The Police Department spends about $500,000 a year on overtime for a special police detail that works the weekend bar crowds on Jefferson Street.
About half of that expense had been funded with a security fee assessed to bars in the area, but the council in April suspended the fee after several bar owners filed lawsuits challenging it.
Councilman Jay Castille said he is lukewarm to the idea of asking all businesses to chip in for the additional downtown police expense, considering the beefed up police presence is needed mainly because of the large weekend bar crowds.
If the bars are making money on those crowds, he said, then the bars should foot the bill for the Police Department to keep those crowds in check.
“I still feel that the bars should pay for the whole security detail,” Castille said.
Councilman William Theriot said he is reluctant to take a firm stance just yet on Shelvin’s idea, but he generally opposes any tax increase.
Theriot also suggested the Downtown Development Authority do more to support the police patrols with revenue from a special property tax already collected from businesses there.
All downtown businesses now pay an extra 10.91-mill property tax that generates about $350,000 a year, said Downtown Development Authority Executive Director Cathy Webre.
She said the money is used for staff, economic and cultural development initiatives, cleanups and a $55,000 payment to the Sheriff’s Office for security services above and beyond what the Police Department offers.
Even if those programs were scrapped, the $350,000 in annual revenue is not enough to pay the Police Department’s current overtime expense for the weekend bar detail.
Webre said she hopes any discussions about a possible new tax would be made in collaboration with the downtown community.
“It’s a timely opportunity for everybody to get back together and look at the big picture,” she said.
The council imposed the bar fee in 2009.
The overtime expense has been hovering around $500,000 a year, and bar owners balked as their security fees steadily climbed, rising to $150 per month for smaller bars to $5,000 per month for larger bars.
Seven bars filed lawsuits earlier this year seeking to repeal the fee, arguing it improperly singles out one group of businesses to pay for a standard public service.
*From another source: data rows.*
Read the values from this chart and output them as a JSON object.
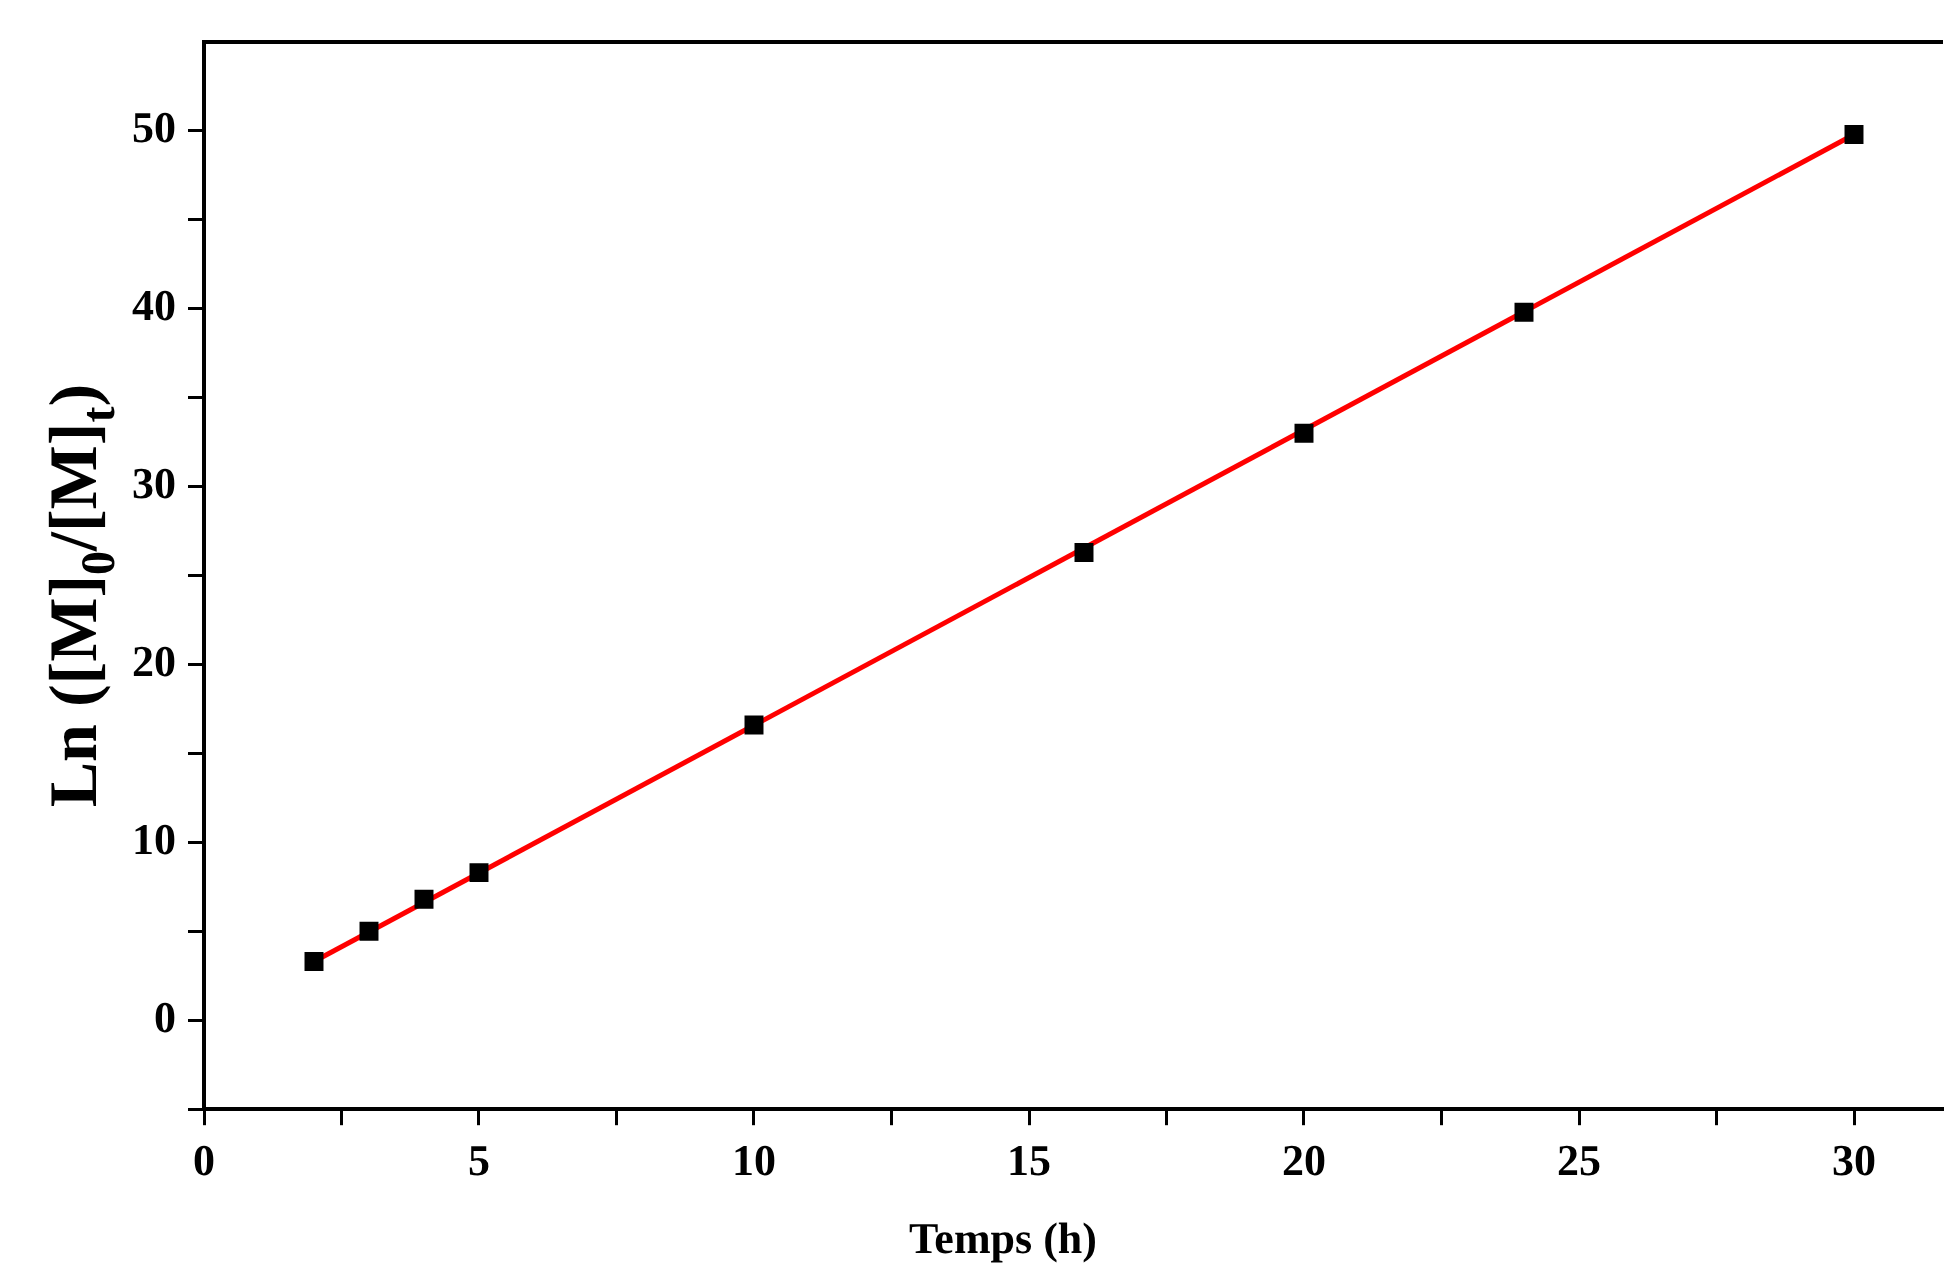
{
  "chart_data": {
    "type": "scatter",
    "xlabel": "Temps (h)",
    "ylabel": "Ln ([M]$_{0}$/[M]$_{t}$)",
    "xlim": [
      0,
      31.6
    ],
    "ylim": [
      -5,
      55
    ],
    "xticks": [
      0,
      {
        "value": 2.5,
        "label": null
      },
      5,
      {
        "value": 7.5,
        "label": null
      },
      10,
      {
        "value": 12.5,
        "label": null
      },
      15,
      {
        "value": 17.5,
        "label": null
      },
      20,
      {
        "value": 22.5,
        "label": null
      },
      25,
      {
        "value": 27.5,
        "label": null
      },
      30
    ],
    "yticks": [
      {
        "value": -5,
        "label": null
      },
      0,
      {
        "value": 5,
        "label": null
      },
      10,
      {
        "value": 15,
        "label": null
      },
      20,
      {
        "value": 25,
        "label": null
      },
      30,
      {
        "value": 35,
        "label": null
      },
      40,
      {
        "value": 45,
        "label": null
      },
      50
    ],
    "x": [
      2,
      3,
      4,
      5,
      10,
      16,
      20,
      24,
      30
    ],
    "series": [
      {
        "type": "scatter",
        "color": "#000000",
        "marker": "square",
        "values": [
          3.3,
          5.0,
          6.8,
          8.3,
          16.6,
          26.3,
          33.0,
          39.8,
          49.8
        ]
      },
      {
        "type": "line",
        "color": "#ff0000",
        "marker": "none",
        "line_style": "solid",
        "x": [
          2,
          30
        ],
        "values": [
          3.3,
          49.8
        ]
      }
    ],
    "grid": false,
    "legend": false
  }
}
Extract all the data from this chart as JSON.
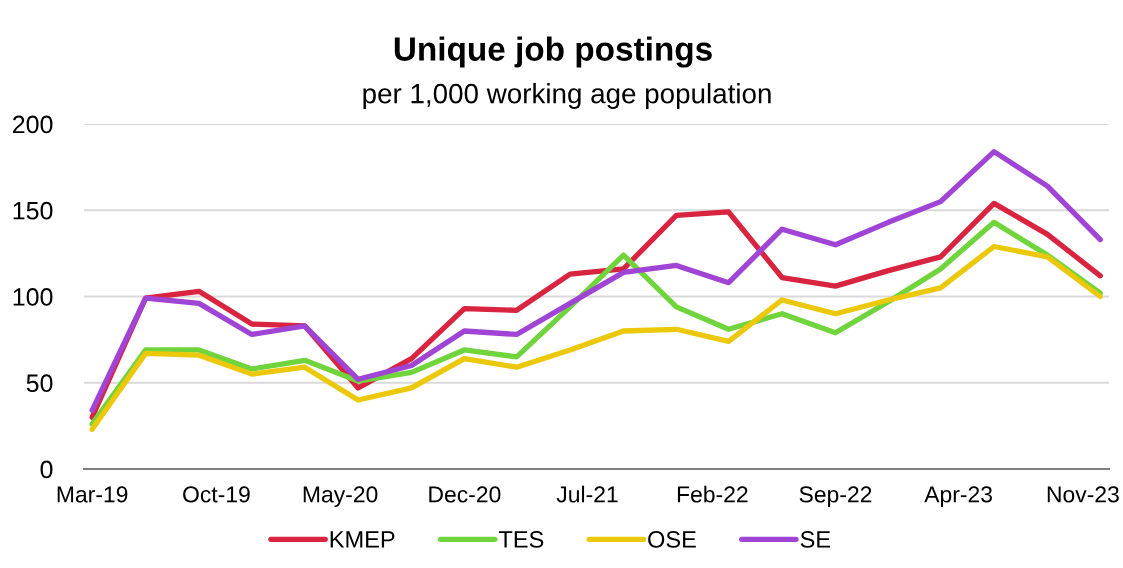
{
  "chart_data": {
    "type": "line",
    "title": "Unique job postings",
    "subtitle": "per 1,000 working age population",
    "x": [
      "2019-03",
      "2019-06",
      "2019-09",
      "2019-12",
      "2020-03",
      "2020-06",
      "2020-09",
      "2020-12",
      "2021-03",
      "2021-06",
      "2021-09",
      "2021-12",
      "2022-03",
      "2022-06",
      "2022-09",
      "2022-12",
      "2023-03",
      "2023-06",
      "2023-09",
      "2023-12"
    ],
    "xlim": [
      "2019-02-15",
      "2023-12-16"
    ],
    "xticks": [
      {
        "value": "2019-03",
        "label": "Mar-19"
      },
      {
        "value": "2019-10",
        "label": "Oct-19"
      },
      {
        "value": "2020-05",
        "label": "May-20"
      },
      {
        "value": "2020-12",
        "label": "Dec-20"
      },
      {
        "value": "2021-07",
        "label": "Jul-21"
      },
      {
        "value": "2022-02",
        "label": "Feb-22"
      },
      {
        "value": "2022-09",
        "label": "Sep-22"
      },
      {
        "value": "2023-04",
        "label": "Apr-23"
      },
      {
        "value": "2023-11",
        "label": "Nov-23"
      }
    ],
    "ylim": [
      0,
      200
    ],
    "yticks": [
      0,
      50,
      100,
      150,
      200
    ],
    "grid": "y",
    "legend": "bottom",
    "series": [
      {
        "name": "KMEP",
        "color": "#d9243f",
        "values": [
          30,
          99,
          103,
          84,
          83,
          47,
          64,
          93,
          92,
          113,
          116,
          147,
          149,
          111,
          106,
          115,
          123,
          154,
          136,
          112
        ]
      },
      {
        "name": "TES",
        "color": "#70d43c",
        "values": [
          26,
          69,
          69,
          58,
          63,
          51,
          56,
          69,
          65,
          94,
          124,
          94,
          81,
          90,
          79,
          97,
          116,
          143,
          124,
          102
        ]
      },
      {
        "name": "OSE",
        "color": "#ebc80a",
        "values": [
          23,
          67,
          66,
          55,
          59,
          40,
          47,
          64,
          59,
          69,
          80,
          81,
          74,
          98,
          90,
          98,
          105,
          129,
          123,
          100
        ]
      },
      {
        "name": "SE",
        "color": "#a044d6",
        "values": [
          34,
          99,
          96,
          78,
          83,
          52,
          60,
          80,
          78,
          96,
          114,
          118,
          108,
          139,
          130,
          143,
          155,
          184,
          164,
          133
        ]
      }
    ]
  }
}
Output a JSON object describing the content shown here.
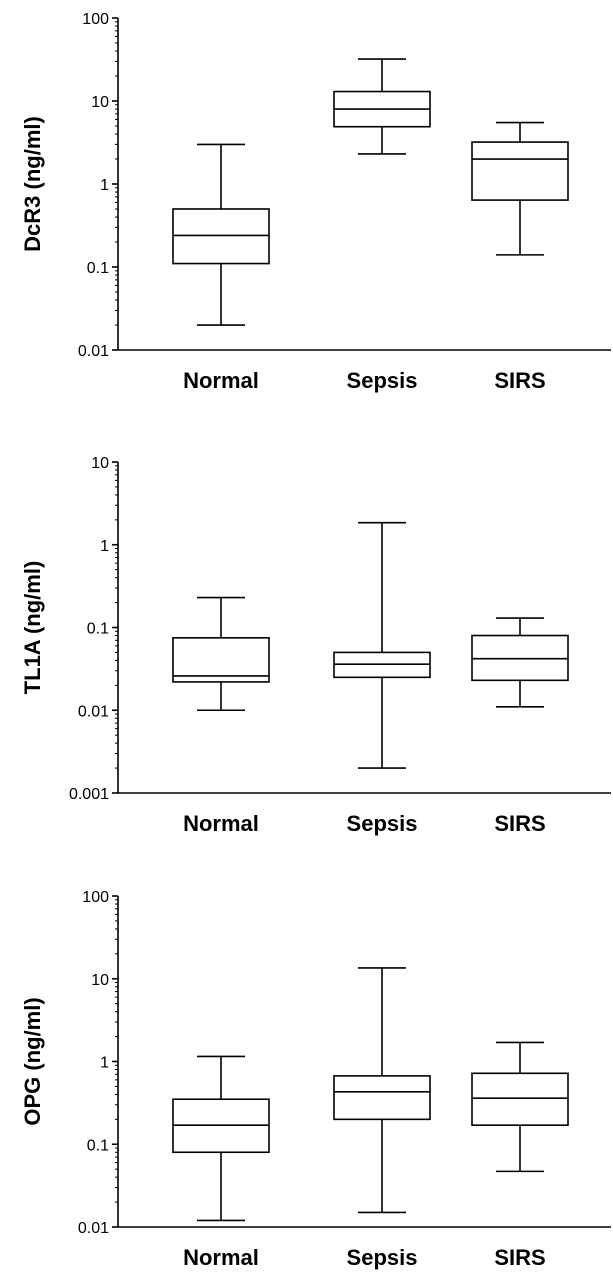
{
  "chart_data": [
    {
      "type": "box",
      "ylabel": "DcR3 (ng/ml)",
      "yscale": "log",
      "ylim": [
        0.01,
        100
      ],
      "yticks": [
        0.01,
        0.1,
        1,
        10,
        100
      ],
      "ytick_labels": [
        "0.01",
        "0.1",
        "1",
        "10",
        "100"
      ],
      "categories": [
        "Normal",
        "Sepsis",
        "SIRS"
      ],
      "boxes": [
        {
          "min": 0.02,
          "q1": 0.11,
          "median": 0.24,
          "q3": 0.5,
          "max": 3.0
        },
        {
          "min": 2.3,
          "q1": 4.9,
          "median": 8.0,
          "q3": 13.0,
          "max": 32.0
        },
        {
          "min": 0.14,
          "q1": 0.64,
          "median": 2.0,
          "q3": 3.2,
          "max": 5.5
        }
      ]
    },
    {
      "type": "box",
      "ylabel": "TL1A (ng/ml)",
      "yscale": "log",
      "ylim": [
        0.001,
        10
      ],
      "yticks": [
        0.001,
        0.01,
        0.1,
        1,
        10
      ],
      "ytick_labels": [
        "0.001",
        "0.01",
        "0.1",
        "1",
        "10"
      ],
      "categories": [
        "Normal",
        "Sepsis",
        "SIRS"
      ],
      "boxes": [
        {
          "min": 0.01,
          "q1": 0.022,
          "median": 0.026,
          "q3": 0.075,
          "max": 0.23
        },
        {
          "min": 0.002,
          "q1": 0.025,
          "median": 0.036,
          "q3": 0.05,
          "max": 1.85
        },
        {
          "min": 0.011,
          "q1": 0.023,
          "median": 0.042,
          "q3": 0.08,
          "max": 0.13
        }
      ]
    },
    {
      "type": "box",
      "ylabel": "OPG (ng/ml)",
      "yscale": "log",
      "ylim": [
        0.01,
        100
      ],
      "yticks": [
        0.01,
        0.1,
        1,
        10,
        100
      ],
      "ytick_labels": [
        "0.01",
        "0.1",
        "1",
        "10",
        "100"
      ],
      "categories": [
        "Normal",
        "Sepsis",
        "SIRS"
      ],
      "boxes": [
        {
          "min": 0.012,
          "q1": 0.08,
          "median": 0.17,
          "q3": 0.35,
          "max": 1.15
        },
        {
          "min": 0.015,
          "q1": 0.2,
          "median": 0.43,
          "q3": 0.67,
          "max": 13.5
        },
        {
          "min": 0.047,
          "q1": 0.17,
          "median": 0.36,
          "q3": 0.72,
          "max": 1.7
        }
      ]
    }
  ]
}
The suspension of the bar security fee leaves a budget gap for the downtown detail that could be tough to fill, considering the city-parish administration estimates next year’s budget will have to be $5 million leaner than this year’s because revenues are not keeping pace with expenses.
Police Chief Jim Craft told council members last week he is planning to trim about $100,000 from the downtown detail’s annual expense, dropping from $500,000 to less than $400,000.
“We reached a point where we were forced to scale back the operation,” the chief said.
If there is no tax or special bar fee in place, city-parish government still needs to find the money to allow the police to keep order in an area where thousands of bar patrons descend each weekend, Castille said.
The councilman said he fears that drunken arguments could quickly escalate if police officers are not downtown to keep the peace.
“We are going to have to find some funding,” he said. “If we don’t have that police presence to prevent that, we are going to lose some lives down there.”